I think I started hating summer that first year we lived in Pennsylvania. We lived in a landlocked area and the humidity was so dense as to be suffocating. I remember, laying down to sleep at night for weeks on end, the oscillating fans barely able to cut through the thick blanket of heat. We had no AC. On the east coast, AC is still a stranger. Even ceiling fans are considered a bit of a luxury item. Here in Rhode Island, we get relief from the breezes that blow in off of the nearby bay. But not in Pennsylvania. Heat lightening flared moodily along the horizon and thunder would rumble sulkily, but the rain never fell. Until, suddenly, it did. The amps went up to eleven on those nights. The wind would pick up the sagging curtains and send them flapping horizontally. The rain would come down in sheets so thick you couldn't see through it. The thunder was ferocious and the lightening left purple-white afterimages burned onto your retinas. There was no in-between: it was either sulky and silent, or enraged and unhinged.

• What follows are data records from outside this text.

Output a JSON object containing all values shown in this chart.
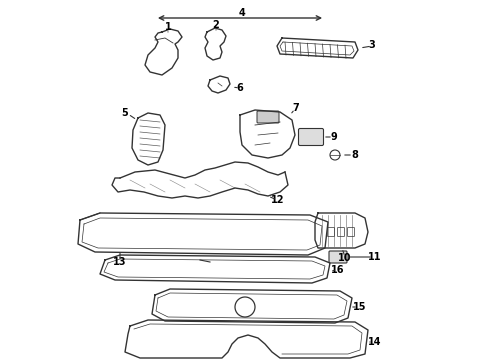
{
  "bg_color": "#ffffff",
  "line_color": "#333333",
  "text_color": "#000000",
  "lw": 1.0
}
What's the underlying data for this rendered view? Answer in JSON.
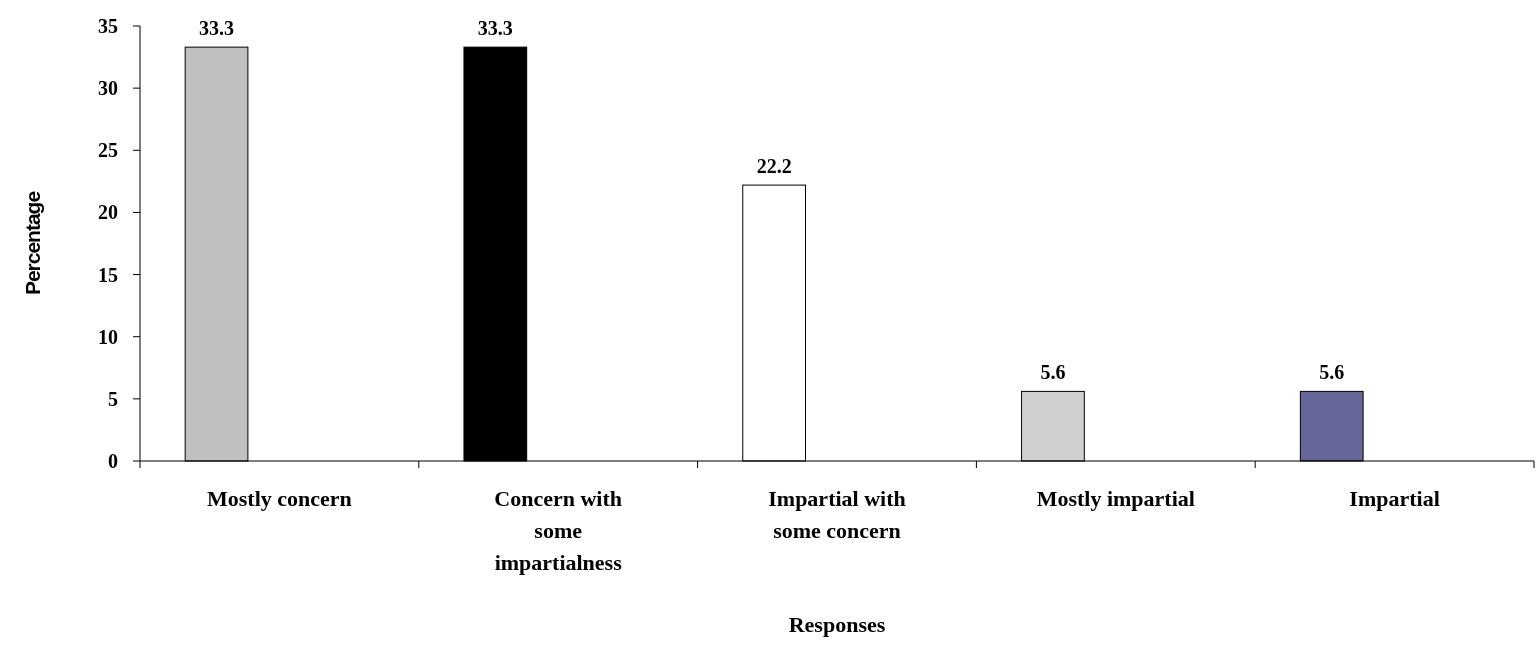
{
  "chart_data": {
    "type": "bar",
    "xlabel": "Responses",
    "ylabel": "Percentage",
    "categories": [
      "Mostly concern",
      "Concern with some impartialness",
      "Impartial with some concern",
      "Mostly impartial",
      "Impartial"
    ],
    "values": [
      33.3,
      33.3,
      22.2,
      5.6,
      5.6
    ],
    "colors": [
      "#c0c0c0",
      "#000000",
      "#ffffff",
      "#d0d0d0",
      "#666699"
    ],
    "ylim": [
      0,
      35
    ],
    "yticks": [
      0,
      5,
      10,
      15,
      20,
      25,
      30,
      35
    ],
    "grid": false,
    "data_labels": true
  }
}
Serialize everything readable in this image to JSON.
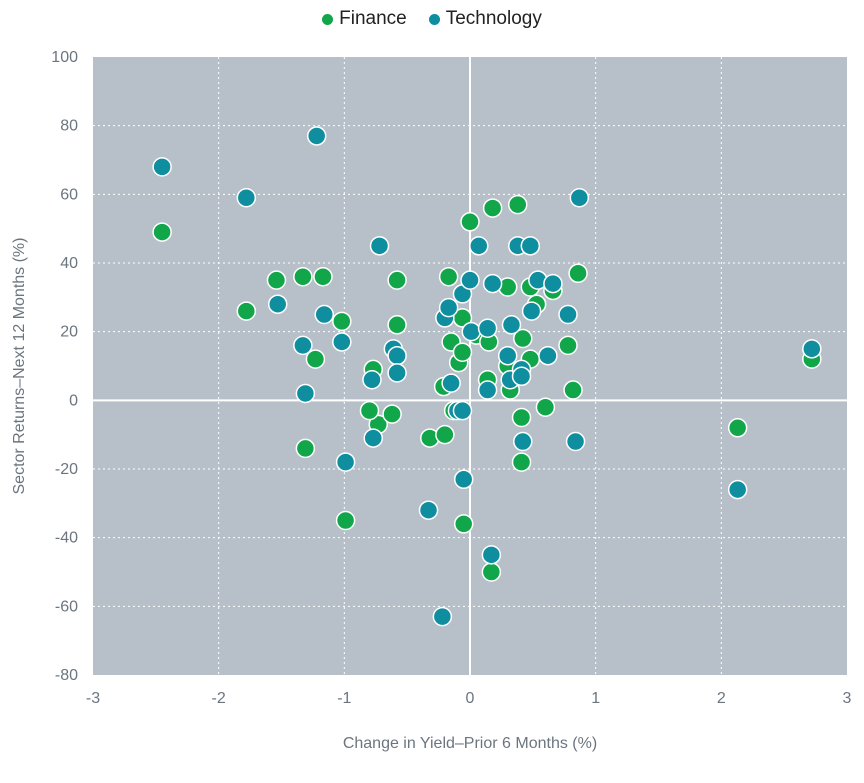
{
  "chart_data": {
    "type": "scatter",
    "title": "",
    "xlabel": "Change in Yield–Prior 6 Months (%)",
    "ylabel": "Sector Returns–Next 12 Months (%)",
    "xlim": [
      -3,
      3
    ],
    "ylim": [
      -80,
      100
    ],
    "xticks": [
      -3,
      -2,
      -1,
      0,
      1,
      2,
      3
    ],
    "yticks": [
      -80,
      -60,
      -40,
      -20,
      0,
      20,
      40,
      60,
      80,
      100
    ],
    "grid": true,
    "legend_position": "top-center",
    "series": [
      {
        "name": "Finance",
        "color": "#12a64a",
        "points": [
          [
            -2.45,
            49
          ],
          [
            -1.78,
            26
          ],
          [
            -1.54,
            35
          ],
          [
            -1.33,
            36
          ],
          [
            -1.17,
            36
          ],
          [
            -1.23,
            12
          ],
          [
            -1.02,
            23
          ],
          [
            -1.31,
            -14
          ],
          [
            -0.99,
            -35
          ],
          [
            -0.58,
            35
          ],
          [
            -0.58,
            22
          ],
          [
            -0.77,
            9
          ],
          [
            -0.73,
            -7
          ],
          [
            -0.8,
            -3
          ],
          [
            -0.62,
            -4
          ],
          [
            -0.32,
            -11
          ],
          [
            -0.2,
            -10
          ],
          [
            -0.21,
            4
          ],
          [
            -0.17,
            36
          ],
          [
            -0.15,
            17
          ],
          [
            -0.06,
            24
          ],
          [
            -0.09,
            11
          ],
          [
            -0.06,
            14
          ],
          [
            -0.13,
            -3
          ],
          [
            -0.05,
            -36
          ],
          [
            0.0,
            52
          ],
          [
            0.05,
            19
          ],
          [
            0.18,
            56
          ],
          [
            0.15,
            17
          ],
          [
            0.14,
            6
          ],
          [
            0.3,
            33
          ],
          [
            0.3,
            10
          ],
          [
            0.32,
            3
          ],
          [
            0.38,
            57
          ],
          [
            0.42,
            18
          ],
          [
            0.41,
            -5
          ],
          [
            0.41,
            -18
          ],
          [
            0.17,
            -50
          ],
          [
            0.48,
            33
          ],
          [
            0.48,
            12
          ],
          [
            0.53,
            28
          ],
          [
            0.66,
            32
          ],
          [
            0.78,
            16
          ],
          [
            0.6,
            -2
          ],
          [
            0.82,
            3
          ],
          [
            0.86,
            37
          ],
          [
            2.13,
            -8
          ],
          [
            2.72,
            12
          ]
        ]
      },
      {
        "name": "Technology",
        "color": "#0f8ea0",
        "points": [
          [
            -2.45,
            68
          ],
          [
            -1.78,
            59
          ],
          [
            -1.53,
            28
          ],
          [
            -1.33,
            16
          ],
          [
            -1.31,
            2
          ],
          [
            -1.22,
            77
          ],
          [
            -1.16,
            25
          ],
          [
            -1.02,
            17
          ],
          [
            -0.99,
            -18
          ],
          [
            -0.72,
            45
          ],
          [
            -0.61,
            15
          ],
          [
            -0.58,
            13
          ],
          [
            -0.58,
            8
          ],
          [
            -0.78,
            6
          ],
          [
            -0.77,
            -11
          ],
          [
            -0.33,
            -32
          ],
          [
            -0.22,
            -63
          ],
          [
            -0.2,
            24
          ],
          [
            -0.17,
            27
          ],
          [
            -0.15,
            5
          ],
          [
            -0.1,
            -3
          ],
          [
            -0.06,
            31
          ],
          [
            -0.06,
            -3
          ],
          [
            -0.05,
            -23
          ],
          [
            0.0,
            35
          ],
          [
            0.01,
            20
          ],
          [
            0.07,
            45
          ],
          [
            0.14,
            21
          ],
          [
            0.14,
            3
          ],
          [
            0.18,
            34
          ],
          [
            0.17,
            -45
          ],
          [
            0.3,
            13
          ],
          [
            0.32,
            6
          ],
          [
            0.33,
            22
          ],
          [
            0.38,
            45
          ],
          [
            0.41,
            9
          ],
          [
            0.41,
            7
          ],
          [
            0.42,
            -12
          ],
          [
            0.48,
            45
          ],
          [
            0.49,
            26
          ],
          [
            0.54,
            35
          ],
          [
            0.62,
            13
          ],
          [
            0.66,
            34
          ],
          [
            0.78,
            25
          ],
          [
            0.84,
            -12
          ],
          [
            0.87,
            59
          ],
          [
            2.13,
            -26
          ],
          [
            2.72,
            15
          ]
        ]
      }
    ]
  }
}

There was no swimming pool in this apartment complex. Like AC's, swimming pools on the east coast are generally found in rich people's yards or community centers. We had room for a pool to be constructed, but I would later learn that digging up the earth was not an option as our complex had been constructed atop an old landfill. We were literally living on rotting trash. Which explained why we found ourselves invaded that summer by roaches. And these weren't your garden variety cockroaches, easily squashed underfoot. These fucking things were the size of Cuban cigars and had wings. They were HUGE, malignantly glossy, and unafraid of humans. You'd go out into the kitchen in the middle of the night to get a glass of water, flick on the overhead light and they'd just freeze where they were: clinging to the walls, swarming on the counters, skating across the floor. They'd look at you, feelers twitching lazily and refusing to retreat. And you'd back away slowly, then run for the bathroom and do a mad dance in front of the mirror, making sure there were none clinging to you. It took months of battle and hundreds of dollars we didn't really have spent on roach motels, exterminators and bug spray to finally beat the goddamned little Sherman tanks back into the filth and shadows, and they eventually did retreat, but they never really 100% went away. Our cat wouldn't even try to catch/kill them; he'd flinch and back away, all 25 pounds of male Maine Coon of him. Can't say I blame him.
The was the first summer of No Escape, from the heat, the bugs, the thick, oppressive humidity. And you always hate what you cannot get away from and which will not leave you alone, be it men, laws, or weather. Pennsylvania made me hate summer, and I've not stopped hating it since.